Red-black (RB) trees are one of the most efficient variants of balanced binary search trees. However, they have always been blamed for being too complicated, hard to explain, and not suitable for pedagogical purposes. In the pioneering work of Guibas & Sedgewick (1978), both 2-3 and 2-3-4 variants of RB trees had been considered, but further study of the former had been abandoned due to the higher number of rotations in the insert algorithm. Sedgewick (2008) proposed a variant of 2-3 RB trees, viz. left-leaning red-black (LLRB) trees, in which red links are restricted to left children. He proposed recursive concise insert and delete algorithms. However, the top-down deletion algorithm of LLRB is still very complicated and highly inefficient. In this paper, we reconsider 2-3 red-black trees in which both children of a node cannot be red. We propose a parity-seeking delete algorithm with the basic idea of making the deficient subtree on a par with its sibling: either by fixing the deficient subtree or by turning the sibling deficient as well, ascending deficiency to the parent node.
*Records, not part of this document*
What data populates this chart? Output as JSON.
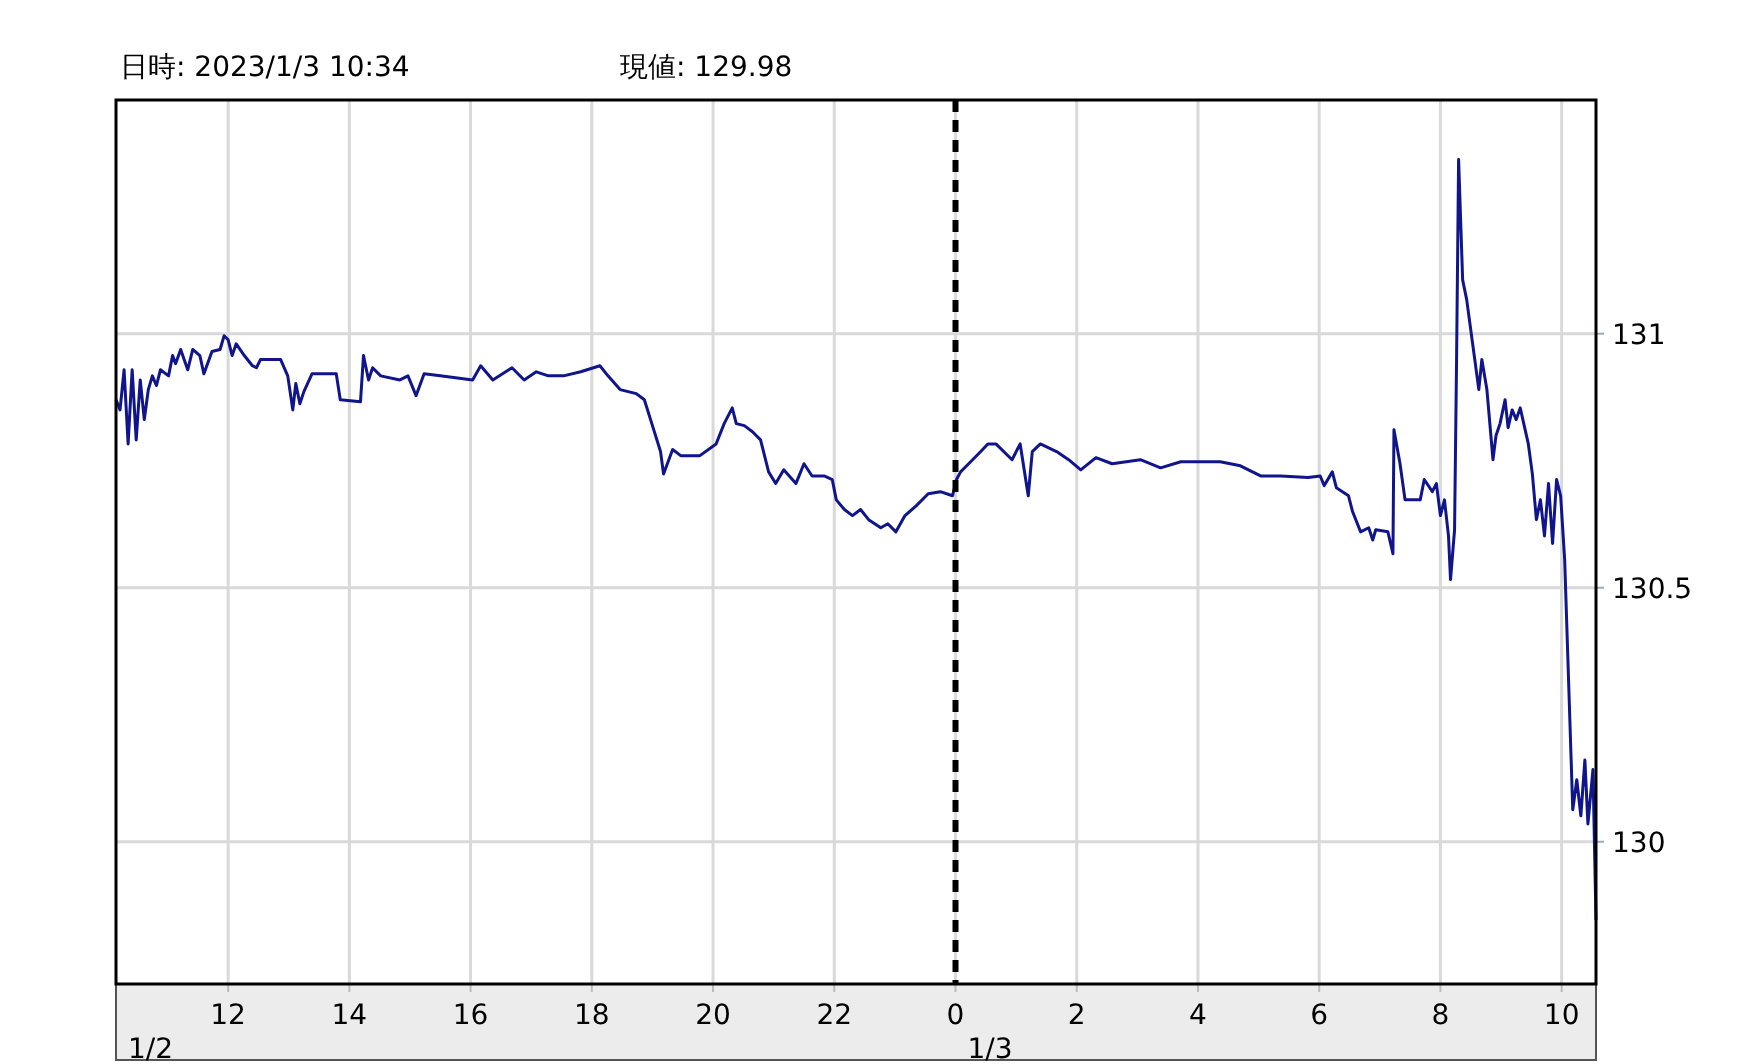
{
  "chart_data": {
    "type": "line",
    "title": "日時: 2023/1/3  10:34",
    "subtitle": "現値: 129.98",
    "color": "#10158c",
    "xlim": [
      "2023-01-02T10:09",
      "2023-01-03T10:34"
    ],
    "ylim": [
      129.72,
      131.46
    ],
    "xticks": [
      {
        "value": "2023-01-02T12:00",
        "label": "12"
      },
      {
        "value": "2023-01-02T14:00",
        "label": "14"
      },
      {
        "value": "2023-01-02T16:00",
        "label": "16"
      },
      {
        "value": "2023-01-02T18:00",
        "label": "18"
      },
      {
        "value": "2023-01-02T20:00",
        "label": "20"
      },
      {
        "value": "2023-01-02T22:00",
        "label": "22"
      },
      {
        "value": "2023-01-03T00:00",
        "label": "0"
      },
      {
        "value": "2023-01-03T02:00",
        "label": "2"
      },
      {
        "value": "2023-01-03T04:00",
        "label": "4"
      },
      {
        "value": "2023-01-03T06:00",
        "label": "6"
      },
      {
        "value": "2023-01-03T08:00",
        "label": "8"
      },
      {
        "value": "2023-01-03T10:00",
        "label": "10"
      }
    ],
    "yticks": [
      130,
      130.5,
      131
    ],
    "grid": true,
    "ref_lines": [
      {
        "axis": "x",
        "value": "2023-01-03T00:00",
        "line_style": "dashed",
        "color": "#000000"
      }
    ],
    "annotations": [
      "1/2",
      "1/3"
    ],
    "x": [
      "2023-01-02T10:09",
      "2023-01-02T10:13",
      "2023-01-02T10:17",
      "2023-01-02T10:21",
      "2023-01-02T10:25",
      "2023-01-02T10:29",
      "2023-01-02T10:33",
      "2023-01-02T10:37",
      "2023-01-02T10:41",
      "2023-01-02T10:45",
      "2023-01-02T10:49",
      "2023-01-02T10:53",
      "2023-01-02T11:01",
      "2023-01-02T11:05",
      "2023-01-02T11:08",
      "2023-01-02T11:13",
      "2023-01-02T11:20",
      "2023-01-02T11:25",
      "2023-01-02T11:32",
      "2023-01-02T11:36",
      "2023-01-02T11:44",
      "2023-01-02T11:52",
      "2023-01-02T11:56",
      "2023-01-02T12:00",
      "2023-01-02T12:04",
      "2023-01-02T12:08",
      "2023-01-02T12:16",
      "2023-01-02T12:24",
      "2023-01-02T12:28",
      "2023-01-02T12:32",
      "2023-01-02T12:52",
      "2023-01-02T12:59",
      "2023-01-02T13:04",
      "2023-01-02T13:07",
      "2023-01-02T13:11",
      "2023-01-02T13:15",
      "2023-01-02T13:23",
      "2023-01-02T13:47",
      "2023-01-02T13:51",
      "2023-01-02T14:11",
      "2023-01-02T14:14",
      "2023-01-02T14:19",
      "2023-01-02T14:23",
      "2023-01-02T14:31",
      "2023-01-02T14:50",
      "2023-01-02T14:58",
      "2023-01-02T15:06",
      "2023-01-02T15:14",
      "2023-01-02T15:30",
      "2023-01-02T16:02",
      "2023-01-02T16:10",
      "2023-01-02T16:22",
      "2023-01-02T16:41",
      "2023-01-02T16:53",
      "2023-01-02T17:05",
      "2023-01-02T17:17",
      "2023-01-02T17:32",
      "2023-01-02T17:49",
      "2023-01-02T18:08",
      "2023-01-02T18:16",
      "2023-01-02T18:28",
      "2023-01-02T18:44",
      "2023-01-02T18:52",
      "2023-01-02T19:00",
      "2023-01-02T19:08",
      "2023-01-02T19:11",
      "2023-01-02T19:20",
      "2023-01-02T19:28",
      "2023-01-02T19:47",
      "2023-01-02T20:03",
      "2023-01-02T20:11",
      "2023-01-02T20:19",
      "2023-01-02T20:23",
      "2023-01-02T20:31",
      "2023-01-02T20:39",
      "2023-01-02T20:47",
      "2023-01-02T20:55",
      "2023-01-02T21:02",
      "2023-01-02T21:10",
      "2023-01-02T21:22",
      "2023-01-02T21:30",
      "2023-01-02T21:38",
      "2023-01-02T21:50",
      "2023-01-02T21:58",
      "2023-01-02T22:02",
      "2023-01-02T22:10",
      "2023-01-02T22:18",
      "2023-01-02T22:26",
      "2023-01-02T22:34",
      "2023-01-02T22:46",
      "2023-01-02T22:53",
      "2023-01-02T23:01",
      "2023-01-02T23:10",
      "2023-01-02T23:21",
      "2023-01-02T23:33",
      "2023-01-02T23:45",
      "2023-01-02T23:57",
      "2023-01-03T00:01",
      "2023-01-03T00:05",
      "2023-01-03T00:13",
      "2023-01-03T00:25",
      "2023-01-03T00:32",
      "2023-01-03T00:40",
      "2023-01-03T00:56",
      "2023-01-03T01:04",
      "2023-01-03T01:12",
      "2023-01-03T01:16",
      "2023-01-03T01:24",
      "2023-01-03T01:40",
      "2023-01-03T01:52",
      "2023-01-03T02:04",
      "2023-01-03T02:19",
      "2023-01-03T02:35",
      "2023-01-03T03:03",
      "2023-01-03T03:23",
      "2023-01-03T03:43",
      "2023-01-03T04:02",
      "2023-01-03T04:22",
      "2023-01-03T04:42",
      "2023-01-03T05:02",
      "2023-01-03T05:22",
      "2023-01-03T05:49",
      "2023-01-03T06:01",
      "2023-01-03T06:05",
      "2023-01-03T06:13",
      "2023-01-03T06:17",
      "2023-01-03T06:29",
      "2023-01-03T06:33",
      "2023-01-03T06:41",
      "2023-01-03T06:49",
      "2023-01-03T06:53",
      "2023-01-03T06:56",
      "2023-01-03T07:08",
      "2023-01-03T07:13",
      "2023-01-03T07:14",
      "2023-01-03T07:20",
      "2023-01-03T07:25",
      "2023-01-03T07:40",
      "2023-01-03T07:44",
      "2023-01-03T07:52",
      "2023-01-03T07:56",
      "2023-01-03T08:00",
      "2023-01-03T08:04",
      "2023-01-03T08:08",
      "2023-01-03T08:10",
      "2023-01-03T08:14",
      "2023-01-03T08:16",
      "2023-01-03T08:18",
      "2023-01-03T08:22",
      "2023-01-03T08:26",
      "2023-01-03T08:30",
      "2023-01-03T08:34",
      "2023-01-03T08:38",
      "2023-01-03T08:41",
      "2023-01-03T08:46",
      "2023-01-03T08:52",
      "2023-01-03T08:55",
      "2023-01-03T08:59",
      "2023-01-03T09:04",
      "2023-01-03T09:07",
      "2023-01-03T09:11",
      "2023-01-03T09:15",
      "2023-01-03T09:19",
      "2023-01-03T09:27",
      "2023-01-03T09:31",
      "2023-01-03T09:35",
      "2023-01-03T09:39",
      "2023-01-03T09:43",
      "2023-01-03T09:47",
      "2023-01-03T09:51",
      "2023-01-03T09:55",
      "2023-01-03T09:59",
      "2023-01-03T10:03",
      "2023-01-03T10:11",
      "2023-01-03T10:15",
      "2023-01-03T10:19",
      "2023-01-03T10:23",
      "2023-01-03T10:26",
      "2023-01-03T10:31",
      "2023-01-03T10:34"
    ],
    "values": [
      130.87,
      130.85,
      130.929,
      130.783,
      130.929,
      130.791,
      130.909,
      130.831,
      130.89,
      130.917,
      130.898,
      130.929,
      130.917,
      130.957,
      130.941,
      130.969,
      130.929,
      130.969,
      130.957,
      130.921,
      130.965,
      130.969,
      130.996,
      130.988,
      130.957,
      130.98,
      130.957,
      130.937,
      130.933,
      130.949,
      130.949,
      130.917,
      130.85,
      130.902,
      130.862,
      130.886,
      130.921,
      130.921,
      130.87,
      130.866,
      130.957,
      130.909,
      130.933,
      130.917,
      130.909,
      130.917,
      130.878,
      130.921,
      130.917,
      130.909,
      130.937,
      130.909,
      130.933,
      130.909,
      130.925,
      130.917,
      130.917,
      130.925,
      130.937,
      130.917,
      130.89,
      130.882,
      130.87,
      130.819,
      130.768,
      130.724,
      130.772,
      130.76,
      130.76,
      130.783,
      130.823,
      130.854,
      130.823,
      130.819,
      130.807,
      130.791,
      130.728,
      130.705,
      130.732,
      130.705,
      130.744,
      130.72,
      130.72,
      130.713,
      130.673,
      130.654,
      130.642,
      130.654,
      130.634,
      130.618,
      130.626,
      130.61,
      130.642,
      130.661,
      130.685,
      130.689,
      130.681,
      130.713,
      130.728,
      130.744,
      130.768,
      130.783,
      130.783,
      130.752,
      130.783,
      130.681,
      130.768,
      130.783,
      130.768,
      130.752,
      130.732,
      130.756,
      130.744,
      130.752,
      130.736,
      130.748,
      130.748,
      130.748,
      130.74,
      130.72,
      130.72,
      130.717,
      130.72,
      130.701,
      130.728,
      130.697,
      130.681,
      130.65,
      130.61,
      130.618,
      130.594,
      130.614,
      130.61,
      130.567,
      130.811,
      130.744,
      130.673,
      130.673,
      130.713,
      130.689,
      130.705,
      130.642,
      130.673,
      130.602,
      130.516,
      130.614,
      130.949,
      131.343,
      131.106,
      131.067,
      131.008,
      130.949,
      130.89,
      130.949,
      130.89,
      130.752,
      130.799,
      130.823,
      130.87,
      130.815,
      130.85,
      130.831,
      130.854,
      130.783,
      130.724,
      130.634,
      130.673,
      130.602,
      130.705,
      130.587,
      130.713,
      130.681,
      130.555,
      130.063,
      130.122,
      130.051,
      130.161,
      130.035,
      130.142,
      129.846
    ]
  }
}
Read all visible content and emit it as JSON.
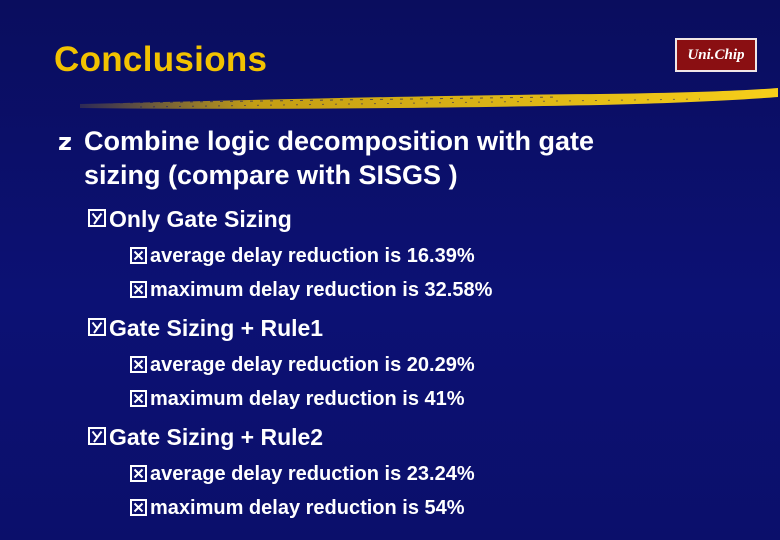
{
  "slide": {
    "title": "Conclusions",
    "logo_text": "Uni.Chip",
    "accent_color": "#f2c200",
    "background_color": "#0b0f6b",
    "logo_color": "#8a0f12"
  },
  "bullets": {
    "main": {
      "glyph": "z",
      "line1": "Combine logic decomposition with gate",
      "line2": "sizing (compare with SISGS )"
    },
    "groups": [
      {
        "heading": "Only Gate Sizing",
        "items": [
          "average delay reduction is 16.39%",
          "maximum delay reduction is 32.58%"
        ]
      },
      {
        "heading": "Gate Sizing + Rule1",
        "items": [
          "average delay reduction is 20.29%",
          "maximum delay reduction is 41%"
        ]
      },
      {
        "heading": "Gate Sizing + Rule2",
        "items": [
          "average delay reduction is 23.24%",
          "maximum delay reduction is 54%"
        ]
      }
    ]
  }
}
Interestingly, the proposed parity-seeking delete algorithm works for 2-3-4 RB trees as well. Our experiments show that, despite having more rotations, 2-3 RB trees are almost as efficient as RB trees and twice faster than LLRB trees. Besides, RB trees with the proposed parity-seeking delete algorithm have the same number of rotations and almost identical running time as the classical delete algorithm. While being extremely efficient, the proposed parity-seeking delete algorithm is easily understandable and suitable for pedagogical purposes.